La Bourse de New York corrige légèrement vendredi au lendemain des records inscrits par ses principaux indices.

Wall Street fait une pause, dans l'attente du plan de soutien US
Credits Reuters

La Bourse de New York corrige légèrement vendredi au lendemain des records inscrits par ses principaux indices. A l'approche de vendredi minuit (dernier délai avant un "shutdown"), les négociations sur un nouveau plan de soutien budgétaire de 900 milliards de dollars s'intensifient au Congrès américain, mais pourraient se prolonger pendant le week-end. Autre sujet d'inquiétude : Washington a inscrit le fabricant de puces chinois SMIC et une 60aine d'entités chinoises supplémentaires sur la liste noire du département du Commerce... Les cours du pétrole poursuivent néanmoins leur progression, le WTI approchant des 50$ le baril.

A deux heures de la clôture, l'indice Dow Jones cède 0,62% à 30.114 points, tandis que l'indice large S&P 500 lâche 0,64% à 3.698 pts, et que l'indice Nasdaq Composite, riche en valeurs technologiques et biotechs, recule de 0,24% à 12.733 pts. La veille, les trois indices avaient fini à des niveaux historiquement élevés, de même que l'indice Russell 2000 qui suit les valeurs moyennes.

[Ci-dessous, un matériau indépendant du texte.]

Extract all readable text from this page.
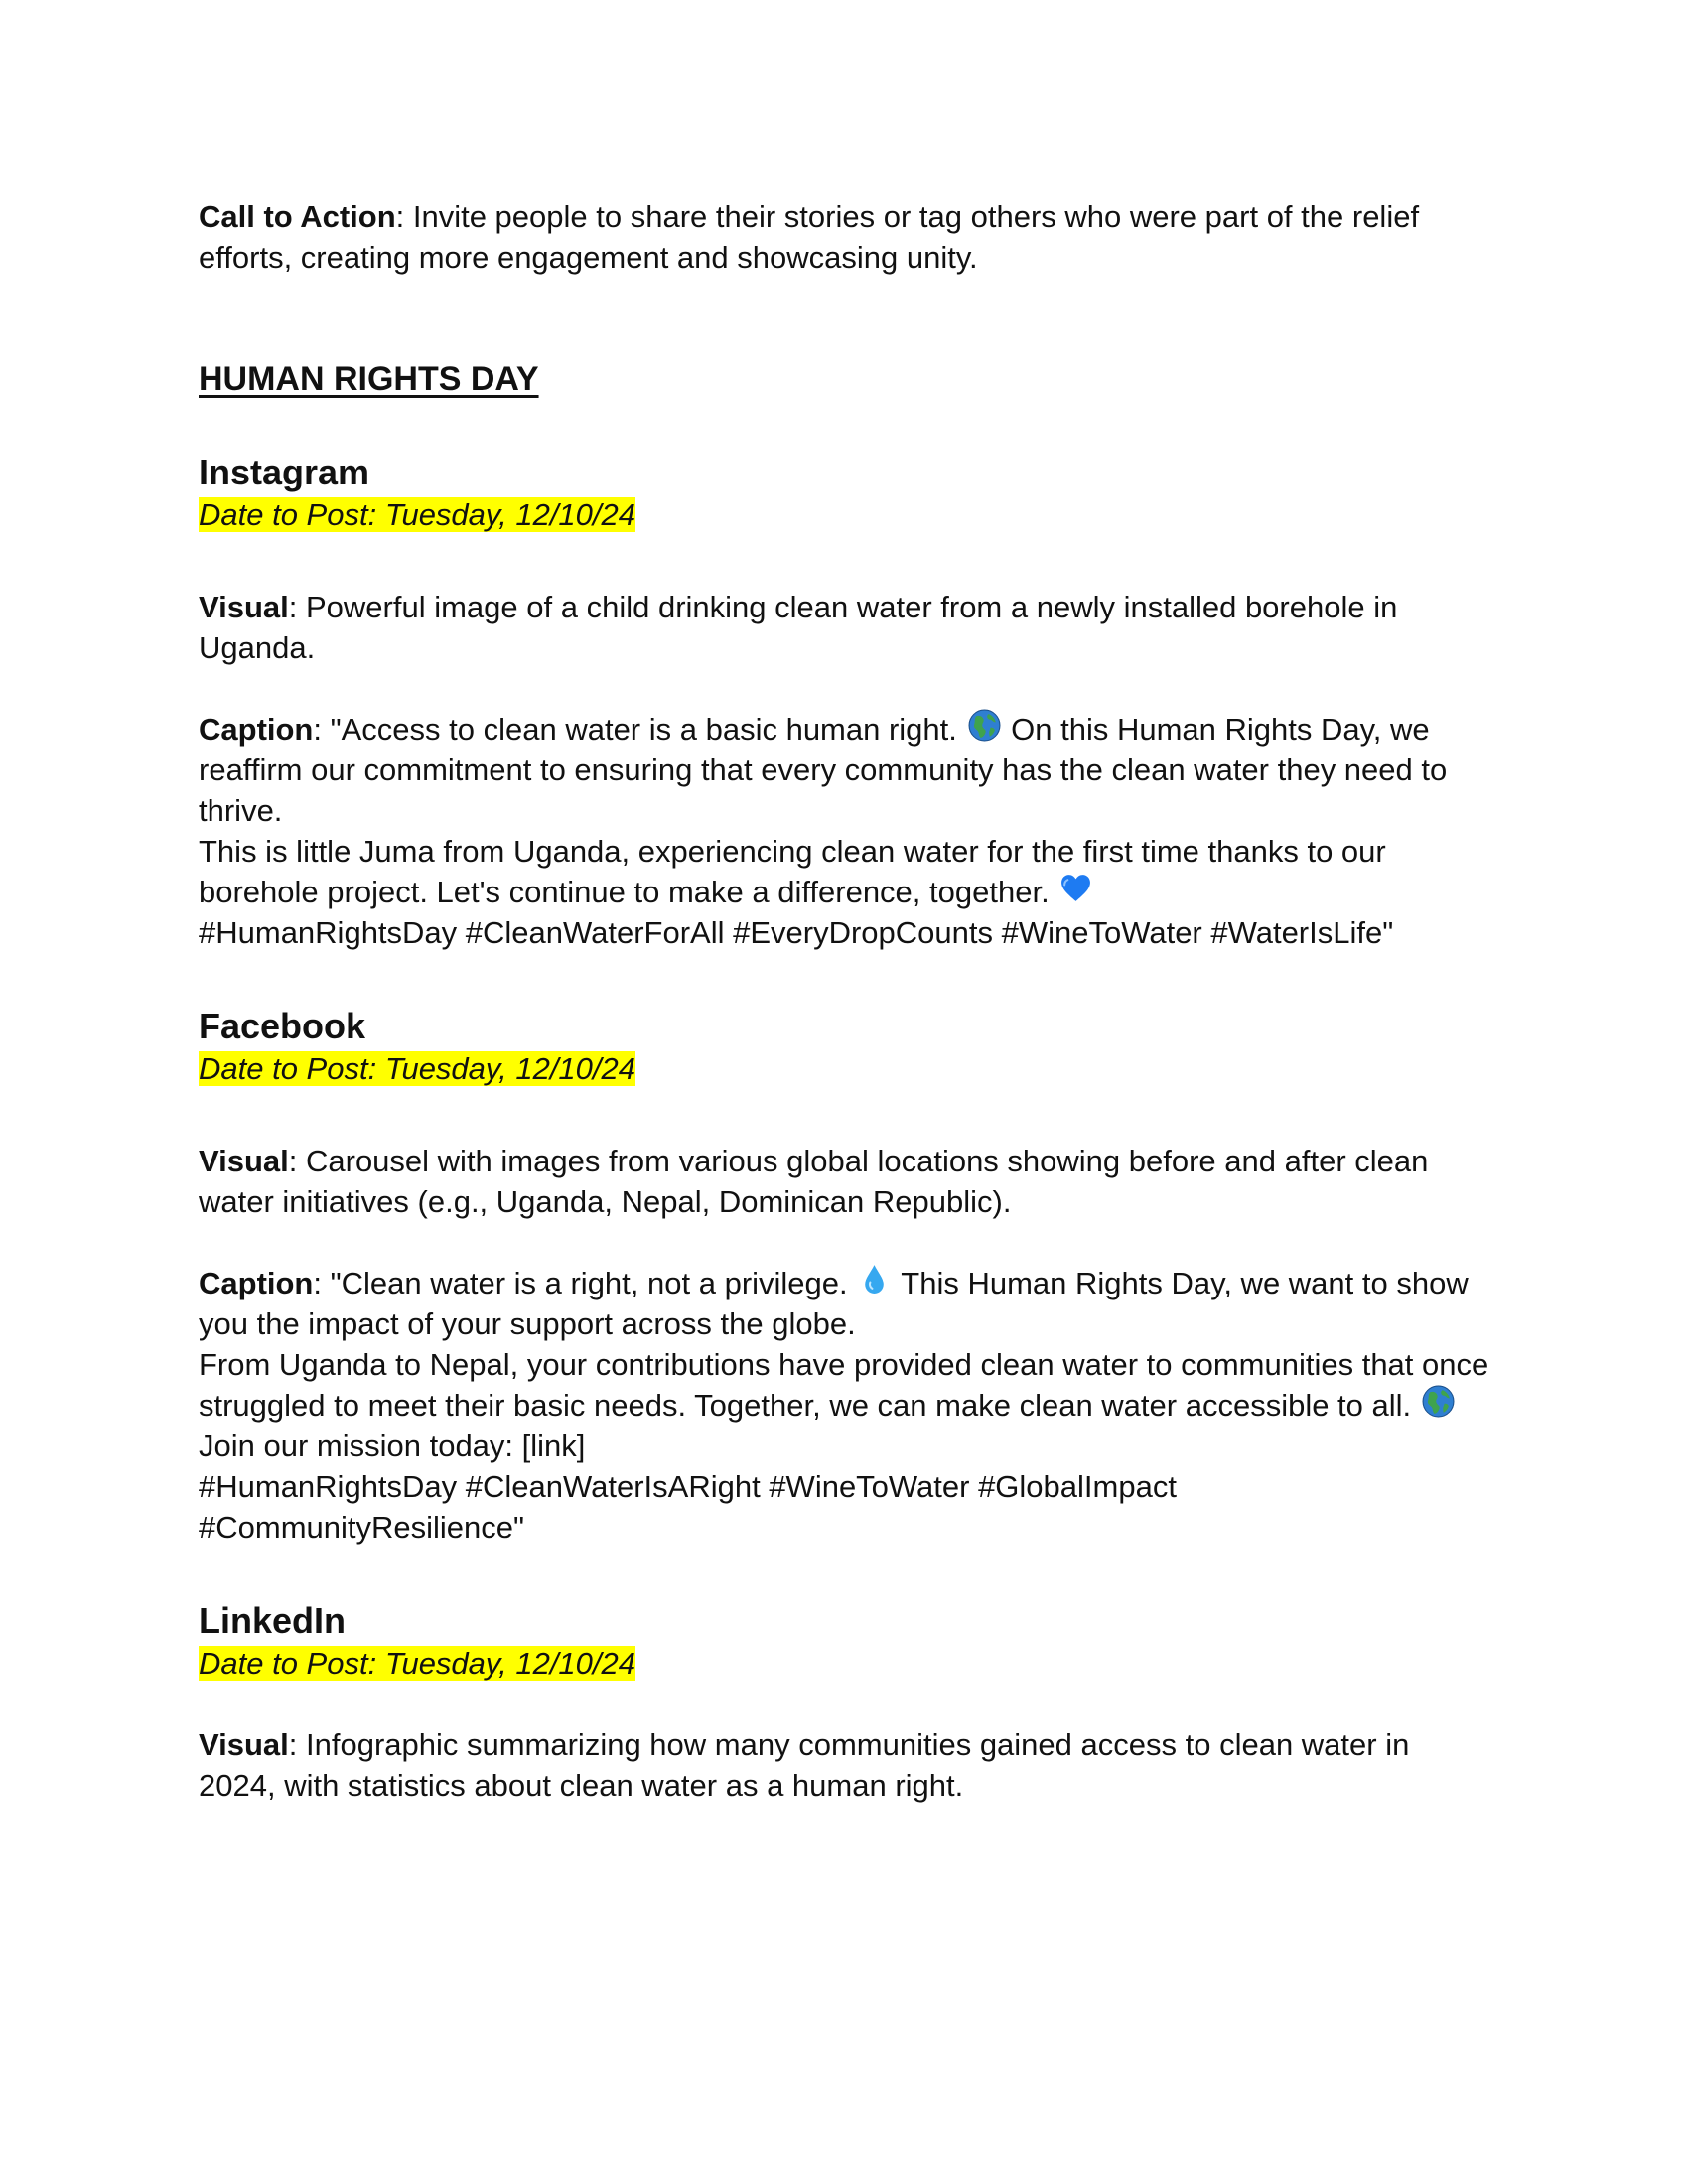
Call to Action: Invite people to share their stories or tag others who were part of the relief efforts, creating more engagement and showcasing unity.

HUMAN RIGHTS DAY

Instagram

Date to Post: Tuesday, 12/10/24

Visual: Powerful image of a child drinking clean water from a newly installed borehole in Uganda.

Caption: "Access to clean water is a basic human right.
On this Human Rights Day, we reaffirm our commitment to ensuring that every community has the clean water they need to thrive.

This is little Juma from Uganda, experiencing clean water for the first time thanks to our borehole project. Let's continue to make a difference, together.

#HumanRightsDay #CleanWaterForAll #EveryDropCounts #WineToWater #WaterIsLife"

Facebook

Date to Post: Tuesday, 12/10/24

Visual: Carousel with images from various global locations showing before and after clean water initiatives (e.g., Uganda, Nepal, Dominican Republic).

Caption: "Clean water is a right, not a privilege.
This Human Rights Day, we want to show you the impact of your support across the globe.

From Uganda to Nepal, your contributions have provided clean water to communities that once struggled to meet their basic needs. Together, we can make clean water accessible to all.

Join our mission today: [link]

#HumanRightsDay #CleanWaterIsARight #WineToWater #GlobalImpact #CommunityResilience"

LinkedIn

Date to Post: Tuesday, 12/10/24

Visual: Infographic summarizing how many communities gained access to clean water in 2024, with statistics about clean water as a human right.
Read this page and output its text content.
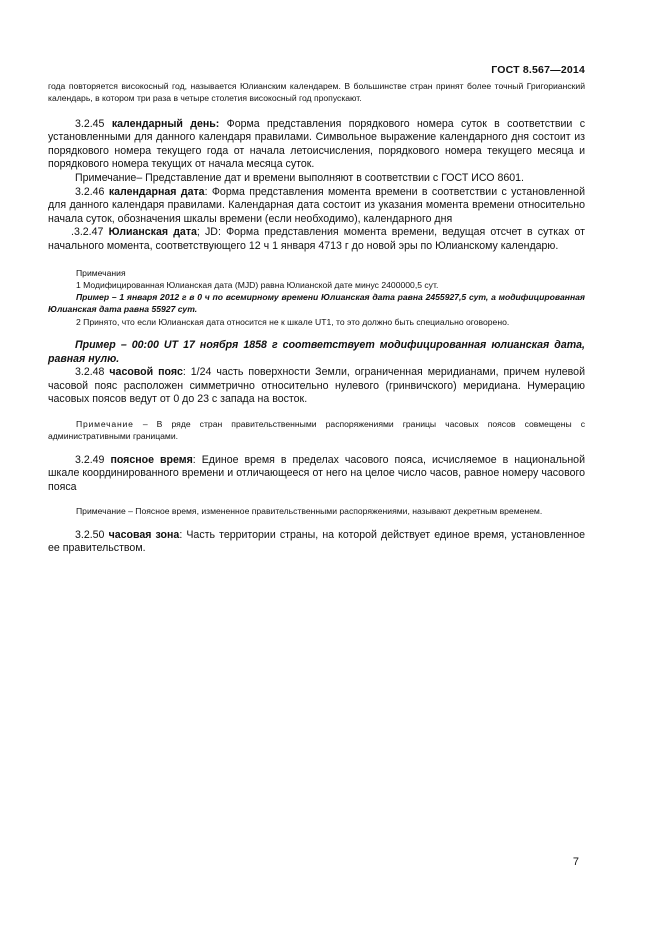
ГОСТ 8.567—2014

года повторяется високосный год, называется Юлианским календарем. В большинстве стран принят более точный Григорианский календарь, в котором три раза в четыре столетия високосный год пропускают.

3.2.45 календарный день: Форма представления порядкового номера суток в соответствии с установленными для данного календаря правилами. Символьное выражение календарного дня состоит из порядкового номера текущего года от начала летоисчисления, порядкового номера текущего месяца и порядкового номера текущих от начала месяца суток.

Примечание– Представление дат и времени выполняют в соответствии с ГОСТ ИСО 8601.

3.2.46 календарная дата: Форма представления момента времени в соответствии с установленной для данного календаря правилами. Календарная дата состоит из указания момента времени относительно начала суток, обозначения шкалы времени (если необходимо), календарного дня

.3.2.47 Юлианская дата; JD: Форма представления момента времени, ведущая отсчет в сутках от начального момента, соответствующего 12 ч 1 января 4713 г до новой эры по Юлианскому календарю.

Примечания

1 Модифицированная Юлианская дата (MJD) равна Юлианской дате минус 2400000,5 сут.

Пример – 1 января 2012 г в 0 ч по всемирному времени Юлианская дата равна 2455927,5 сут, а модифицированная Юлианская дата равна 55927 сут.

2 Принято, что если Юлианская дата относится не к шкале UT1, то это должно быть специально оговорено.

Пример – 00:00 UT 17 ноября 1858 г соответствует модифицированная юлианская дата, равная нулю.

3.2.48 часовой пояс: 1/24 часть поверхности Земли, ограниченная меридианами, причем нулевой часовой пояс расположен симметрично относительно нулевого (гринвичского) меридиана. Нумерацию часовых поясов ведут от 0 до 23 с запада на восток.

Примечание – В ряде стран правительственными распоряжениями границы часовых поясов совмещены с административными границами.

3.2.49 поясное время: Единое время в пределах часового пояса, исчисляемое в национальной шкале координированного времени и отличающееся от него на целое число часов, равное номеру часового пояса

Примечание – Поясное время, измененное правительственными распоряжениями, называют декретным временем.

3.2.50 часовая зона: Часть территории страны, на которой действует единое время, установленное ее правительством.

7
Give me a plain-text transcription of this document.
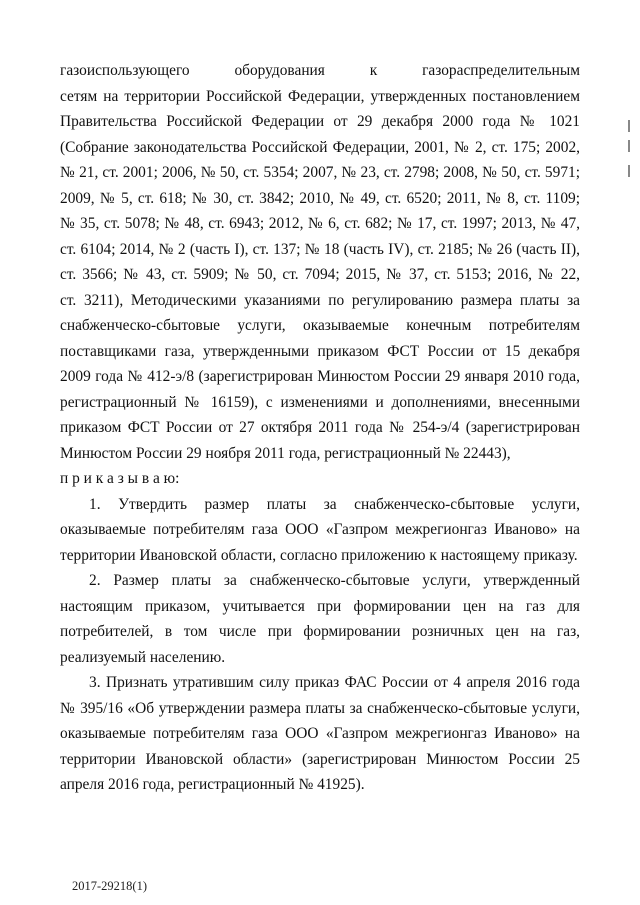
газоиспользующего оборудования к газораспределительным
сетям на территории Российской Федерации, утвержденных постановлением
Правительства Российской Федерации от 29 декабря 2000 года № 1021
(Собрание законодательства Российской Федерации, 2001, № 2, ст. 175; 2002,
№ 21, ст. 2001; 2006, № 50, ст. 5354; 2007, № 23, ст. 2798; 2008, № 50, ст. 5971;
2009, № 5, ст. 618; № 30, ст. 3842; 2010, № 49, ст. 6520; 2011, № 8, ст. 1109;
№ 35, ст. 5078; № 48, ст. 6943; 2012, № 6, ст. 682; № 17, ст. 1997; 2013, № 47,
ст. 6104; 2014, № 2 (часть I), ст. 137; № 18 (часть IV), ст. 2185; № 26 (часть II),
ст. 3566; № 43, ст. 5909; № 50, ст. 7094; 2015, № 37, ст. 5153; 2016, № 22,
ст. 3211), Методическими указаниями по регулированию размера платы за
снабженческо-сбытовые услуги, оказываемые конечным потребителям
поставщиками газа, утвержденными приказом ФСТ России от 15 декабря
2009 года № 412-э/8 (зарегистрирован Минюстом России 29 января 2010 года,
регистрационный № 16159), с изменениями и дополнениями, внесенными
приказом ФСТ России от 27 октября 2011 года № 254-э/4 (зарегистрирован
Минюстом России 29 ноября 2011 года, регистрационный № 22443),
п р и к а з ы в а ю:
1. Утвердить размер платы за снабженческо-сбытовые услуги,
оказываемые потребителям газа ООО «Газпром межрегионгаз Иваново» на
территории Ивановской области, согласно приложению к настоящему приказу.
2. Размер платы за снабженческо-сбытовые услуги, утвержденный
настоящим приказом, учитывается при формировании цен на газ для
потребителей, в том числе при формировании розничных цен на газ,
реализуемый населению.
3. Признать утратившим силу приказ ФАС России от 4 апреля 2016 года
№ 395/16 «Об утверждении размера платы за снабженческо-сбытовые услуги,
оказываемые потребителям газа ООО «Газпром межрегионгаз Иваново» на
территории Ивановской области» (зарегистрирован Минюстом России 25
апреля 2016 года, регистрационный № 41925).
2017-29218(1)
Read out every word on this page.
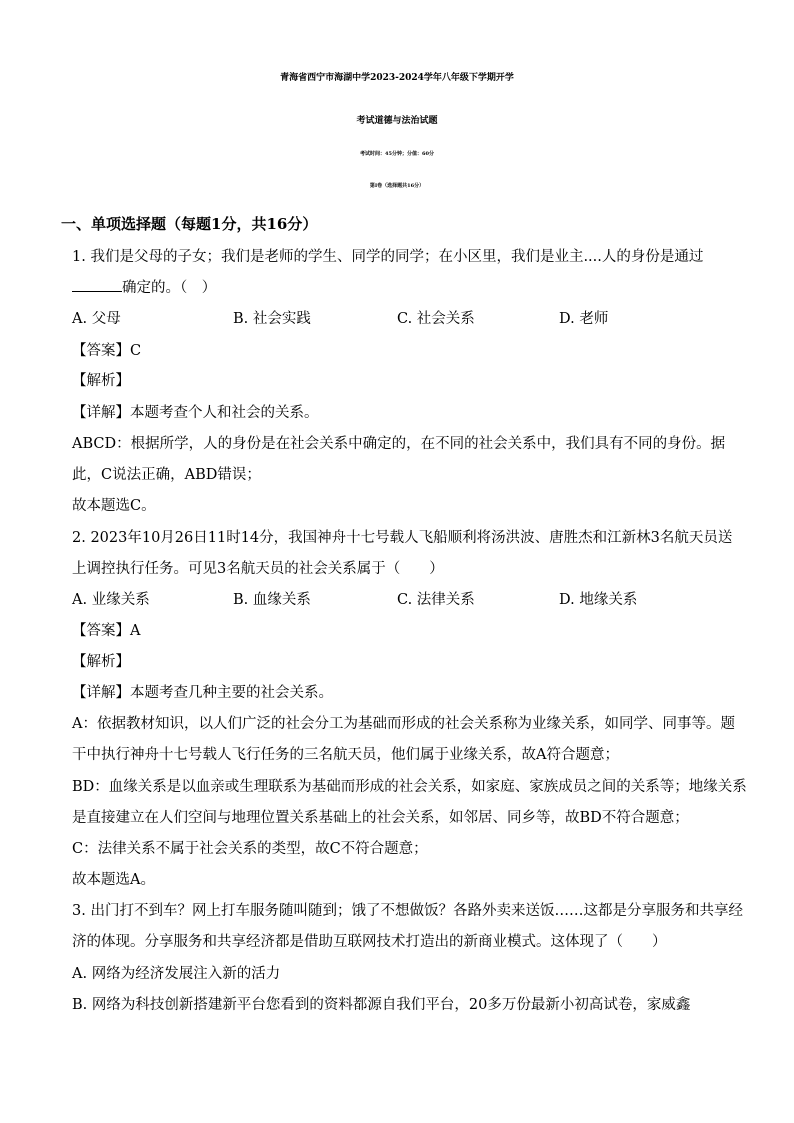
青海省西宁市海湖中学2023-2024学年八年级下学期开学
考试道德与法治试题
考试时间：45分钟；分值：60分
第Ⅰ卷（选择题共16分）
一、单项选择题（每题1分，共16分）
1. 我们是父母的子女；我们是老师的学生、同学的同学；在小区里，我们是业主....人的身份是通过
确定的。（　）
A. 父母	B. 社会实践	C. 社会关系	D. 老师
【答案】C
【解析】
【详解】本题考查个人和社会的关系。
ABCD：根据所学，人的身份是在社会关系中确定的，在不同的社会关系中，我们具有不同的身份。据
此，C说法正确，ABD错误；
故本题选C。
2. 2023年10月26日11时14分，我国神舟十七号载人飞船顺利将汤洪波、唐胜杰和江新林3名航天员送
上调控执行任务。可见3名航天员的社会关系属于（　　）
A. 业缘关系	B. 血缘关系	C. 法律关系	D. 地缘关系
【答案】A
【解析】
【详解】本题考查几种主要的社会关系。
A：依据教材知识，以人们广泛的社会分工为基础而形成的社会关系称为业缘关系，如同学、同事等。题
干中执行神舟十七号载人飞行任务的三名航天员，他们属于业缘关系，故A符合题意；
BD：血缘关系是以血亲或生理联系为基础而形成的社会关系，如家庭、家族成员之间的关系等；地缘关系
是直接建立在人们空间与地理位置关系基础上的社会关系，如邻居、同乡等，故BD不符合题意；
C：法律关系不属于社会关系的类型，故C不符合题意；
故本题选A。
3. 出门打不到车？网上打车服务随叫随到；饿了不想做饭？各路外卖来送饭……这都是分享服务和共享经
济的体现。分享服务和共享经济都是借助互联网技术打造出的新商业模式。这体现了（　　）
A. 网络为经济发展注入新的活力
B. 网络为科技创新搭建新平台您看到的资料都源自我们平台，20多万份最新小初高试卷，家威鑫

Plus tôt dans la journée, les marchés européens ont terminé en légère baisse, l'EuroStoxx 50 reculant de 0,42% et le CAC 40 finissant sur une baisse de 0,39%. Les inquiétudes sur un Brexit sans accord ont refait surface alors que Michel Barnier, le négociateur européen, a estimé qu'il ne restait que "quelques heures" pour tomber d'accord avec Londres...

A noter que la séance de vendredi à Wall Street est celle dite "des 4 Sorcières", qui rend les marchés plus volatils. Cet événement boursier qui survient 4 fois par an, correspond à l'arrivée à échéance, le même jour, des options et des contrats à terme sur les indices et sur les actions américains. La volatilité pourrait être accrue par les rééquilibrages au sein des portefeuilles liés à l'entrée officielle de Tesla (+2,6%) dans le S&P 500 à l'issue de cette séance de vendredi.

Le Congrès planche sur 900 Mds$ de soutien budgétaire

Les investisseurs gardent les yeux tournées vers le Congrès américain, où les négociations s'éternisent en vue de l'adoption d'un nouveau plan de soutien à l'économie américaine, au moment où les décès du coronavirus ont dépassé les 300.000 aux Etats-Unis, menaçant la reprise économique.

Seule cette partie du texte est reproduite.